AIG in Talks with Gov About Completing Bailout Payments

According to Robert H. Benmosche, CEO of American International Group, the insurer has entered discussions with the federal government to discuss how AIG will finish repaying, with interest, the $130 billion bailout it received courtesy of US taxpayers.

Source: Source: New York Times | Published on August 9, 2010

Separately, he said, the company was making progress toward a potential sale of its consumer finance unit, one of several divisions it planned to shed as part of its turnaround.

"We’ll make sure taxpayers get paid back in full, and they will,” said Benmosche, as the company reported financial results that seemed to signal progress toward the repayment goal. “They’ll get paid back at a profit."

The company reported a $2.7 billion loss for its second quarter, but the loss stemmed from a $3.3 billion charge related to the sale of a major international unit to MetLife. Excluding the charge, AIG reported $1.3 billion in profit and $2.2 billion in operating income. Both figures showed improvement over the same time last year.

Benmosche, approaching his first anniversary as AIG's leader, has embarked on an aggressive campaign to sell off businesses, making the company much smaller than it was at the height of the financial crisis, when it faced possible collapse.

Along the way, Benmosche has clashed with some of the company’s overseers, including Harvey Golub, who stepped down as AIG's chairman last month. The company replaced Golub with Robert S. Miller, a turnaround expert with whom Benmosche said he worked well.

AIG has begun holding talks with the Federal Reserve about ways to pay down its credit line, which had $20.5 billion outstanding as of June 30, plus an additional $6 billion in accrued interest and fees.

Already, the company is moving forward with the sale of two units: the American Life Insurance Company, an overseas insurance business, and Nan Shan, a Taiwanese life insurance company. It is also on track to sell American International Assurance, its Asia life insurance business, in an initial public stock offering.

AIG is also accepting bids for its consumer lending unit, American General Financial Services, and hopes to announce a sale sometime this month, Benmosche said.

The stakes of the turnaround strategy are high: only after shedding its reputation as a ward of the state can AIG again flourish as a company, Benmosche said. So long as questions remain about its dependence on government borrowings, the insurer could be hard-pressed to tap the stock and credit markets for fresh capital, he said.

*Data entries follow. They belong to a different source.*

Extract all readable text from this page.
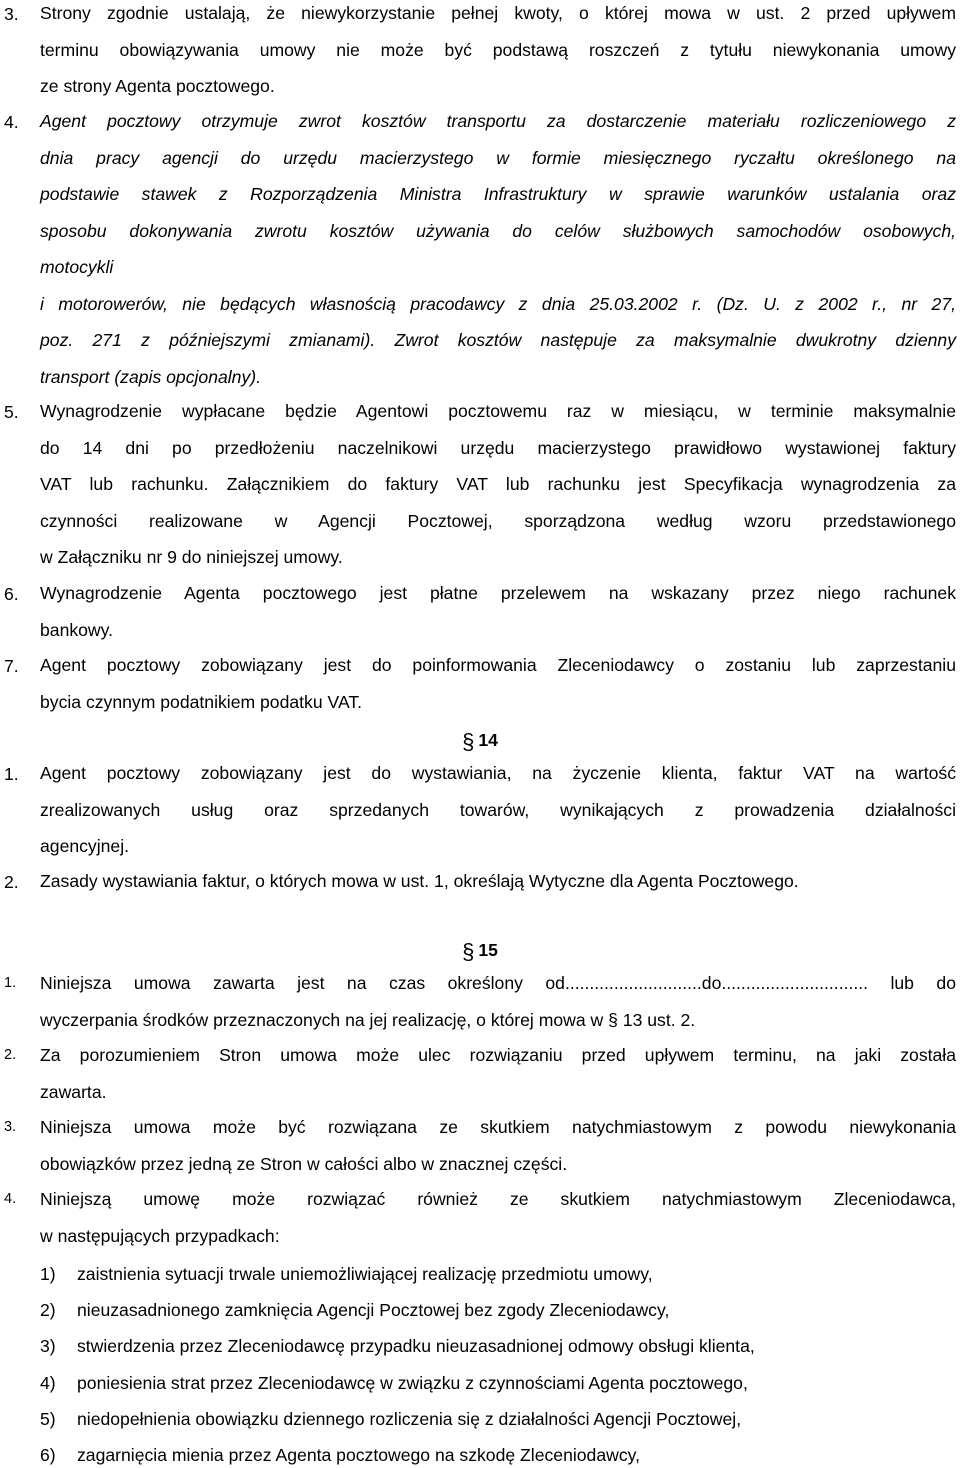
3.	Strony zgodnie ustalają, że niewykorzystanie pełnej kwoty, o której mowa w ust. 2 przed upływem
terminu obowiązywania umowy nie może być podstawą roszczeń z tytułu niewykonania umowy
ze strony Agenta pocztowego.
4.	Agent pocztowy otrzymuje zwrot kosztów transportu za dostarczenie materiału rozliczeniowego z
dnia pracy agencji do urzędu macierzystego w formie miesięcznego ryczałtu określonego na
podstawie stawek z Rozporządzenia Ministra Infrastruktury w sprawie warunków ustalania oraz
sposobu dokonywania zwrotu kosztów używania do celów służbowych samochodów osobowych,
motocykli
i motorowerów, nie będących własnością pracodawcy z dnia 25.03.2002 r. (Dz. U. z 2002 r., nr 27,
poz. 271 z późniejszymi zmianami). Zwrot kosztów następuje za maksymalnie dwukrotny dzienny
transport (zapis opcjonalny).
5.	Wynagrodzenie wypłacane będzie Agentowi pocztowemu raz w miesiącu, w terminie maksymalnie
do 14 dni po przedłożeniu naczelnikowi urzędu macierzystego prawidłowo wystawionej faktury
VAT lub rachunku. Załącznikiem do faktury VAT lub rachunku jest Specyfikacja wynagrodzenia za
czynności realizowane w Agencji Pocztowej, sporządzona według wzoru przedstawionego
w Załączniku nr 9 do niniejszej umowy.
6.	Wynagrodzenie Agenta pocztowego jest płatne przelewem na wskazany przez niego rachunek
bankowy.
7.	Agent pocztowy zobowiązany jest do poinformowania Zleceniodawcy o zostaniu lub zaprzestaniu
bycia czynnym podatnikiem podatku VAT.
§ 14
1.	Agent pocztowy zobowiązany jest do wystawiania, na życzenie klienta, faktur VAT na wartość
zrealizowanych usług oraz sprzedanych towarów, wynikających z prowadzenia działalności
agencyjnej.
2.	Zasady wystawiania faktur, o których mowa w ust. 1, określają Wytyczne dla Agenta Pocztowego.
§ 15
1.	Niniejsza umowa zawarta jest na czas określony od............................do.............................. lub do
wyczerpania środków przeznaczonych na jej realizację, o której mowa w § 13 ust. 2.
2.	Za porozumieniem Stron umowa może ulec rozwiązaniu przed upływem terminu, na jaki została
zawarta.
3.	Niniejsza umowa może być rozwiązana ze skutkiem natychmiastowym z powodu niewykonania
obowiązków przez jedną ze Stron w całości albo w znacznej części.
4.	Niniejszą umowę może rozwiązać również ze skutkiem natychmiastowym Zleceniodawca,
w następujących przypadkach:
1)	zaistnienia sytuacji trwale uniemożliwiającej realizację przedmiotu umowy,
2)	nieuzasadnionego zamknięcia Agencji Pocztowej bez zgody Zleceniodawcy,
3)	stwierdzenia przez Zleceniodawcę przypadku nieuzasadnionej odmowy obsługi klienta,
4)	poniesienia strat przez Zleceniodawcę w związku z czynnościami Agenta pocztowego,
5)	niedopełnienia obowiązku dziennego rozliczenia się z działalności Agencji Pocztowej,
6)	zagarnięcia mienia przez Agenta pocztowego na szkodę Zleceniodawcy,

Benmosche said that once the debt is paid off, the company can hold serious negotiations with the Treasury Department about the government’s shedding of its nearly 80 percent stake in AIG. One option is to convert the government’s preferred shares into common stock that can be sold off over time, as is happening with Citigroup.

“What’s important is that we have to get it right,” he said. “We have to make sure that we’re not leaving a lot on the table.”

Meanwhile, AIG has made big strides in the businesses it is keeping, Benmosche said. Investment income in both its general and domestic life insurance operations is up, and while revenue from premiums written has fallen, that was in part because the insurer refused to cut its prices too far.

“A year ago, analysts were talking about a potentially enormous erosion of our business,” he said. “We have in fact been very successful in retaining business.”

Benmosche said that earlier this year, he visited 50 of AIG's biggest customers, and described the feedback as positive. So long as the company continued to make progress in paying back the government, customers indicated that they would most likely stay put, he said.

Another major AIG business, the aircraft leasing company International Lease Finance Corporation, plans to raise up to $4 billion from the debt markets to help pay off a lifeline extended by the Fed. It also recently named a new management team led by Henri Courpron, a former Airbus executive.

The company is continuing to wind down AIG Financial Products, the unit whose deteriorating credit-default swap business was at the center of the 2008 financial crisis. AIG said that the unit had reduced the notional amount of its supersenior credit-default swap portfolio by 51 percent from Dec. 31, 2009 to June 30, to $89.5 billion.